The Newcastle Port Authority has ignored the significant concerns of a local conservation group, storming ahead on plans to dredge millions of cubic metres to fit in more ships.

Members of the Hunter Bird Observers Club say that tonnes of sediment would be disturbed by the process, and would likely end up settling at Walsh Point. They say the stockpiling contaminated sediment continues to build up from works already, but the Port Authority believes this will only be temporary and the impacts minor.

When the environmental impact statement was released in April, numerous submissions were made calling out the risk from sediment as a reason not to go ahead. Conservationists say the failure of the environmental assessors to find the reported contamination “hotspot” near Walsh Point shows that their duties are not complete.

The Newcastle Port Corporation has defended its sampling as a thorough process, subject to detailed analysis.

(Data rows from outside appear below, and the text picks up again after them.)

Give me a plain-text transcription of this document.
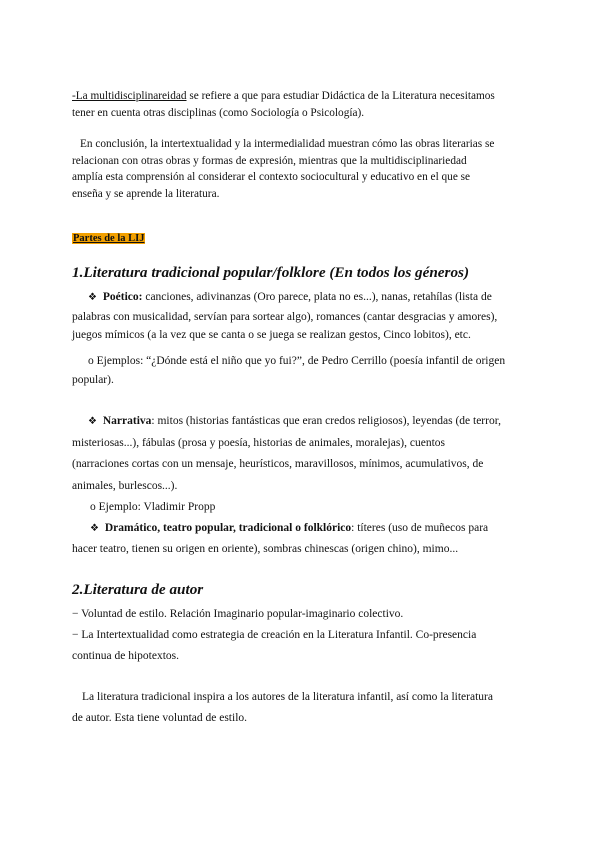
-La multidisciplinareidad se refiere a que para estudiar Didáctica de la Literatura necesitamos
tener en cuenta otras disciplinas (como Sociología o Psicología).
En conclusión, la intertextualidad y la intermedialidad muestran cómo las obras literarias se
relacionan con otras obras y formas de expresión, mientras que la multidisciplinariedad
amplía esta comprensión al considerar el contexto sociocultural y educativo en el que se
enseña y se aprende la literatura.
Partes de la LIJ
1.Literatura tradicional popular/folklore (En todos los géneros)
❖ Poético: canciones, adivinanzas (Oro parece, plata no es...), nanas, retahílas (lista de
palabras con musicalidad, servían para sortear algo), romances (cantar desgracias y amores),
juegos mímicos (a la vez que se canta o se juega se realizan gestos, Cinco lobitos), etc.
o Ejemplos: “¿Dónde está el niño que yo fui?”, de Pedro Cerrillo (poesía infantil de origen
popular).
❖ Narrativa: mitos (historias fantásticas que eran credos religiosos), leyendas (de terror,
misteriosas...), fábulas (prosa y poesía, historias de animales, moralejas), cuentos
(narraciones cortas con un mensaje, heurísticos, maravillosos, mínimos, acumulativos, de
animales, burlescos...).
o Ejemplo: Vladimir Propp
❖ Dramático, teatro popular, tradicional o folklórico: títeres (uso de muñecos para
hacer teatro, tienen su origen en oriente), sombras chinescas (origen chino), mimo...
2.Literatura de autor
− Voluntad de estilo. Relación Imaginario popular-imaginario colectivo.
− La Intertextualidad como estrategia de creación en la Literatura Infantil. Co-presencia
continua de hipotextos.
La literatura tradicional inspira a los autores de la literatura infantil, así como la literatura
de autor. Esta tiene voluntad de estilo.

Chris Herbert from the Hunter Bird Observers Club says migratory shorebirds and the local fishing industry will be dramatically and negatively affected if the dredging goes ahead.

“It's another nail in the coffin,” he says

“The cumulative impact of all these things and this will just exacerbate the problem that's already going on right at the moment... the Hunter estuary is pretty low topography and any slight increase, a millimetre to a centimetre in the tidal range, will inundate more of the salt marsh and distort the ecology of the estuary,” Mr Herbert said.

“I don't think we're ever going to stop the development of the Port and so on, and I don't think we intend to, but we need to put in compensatory measures to compensate for what they're doing.”

“They're destroying habitat because of this, they have to then provide compensatory habitat.”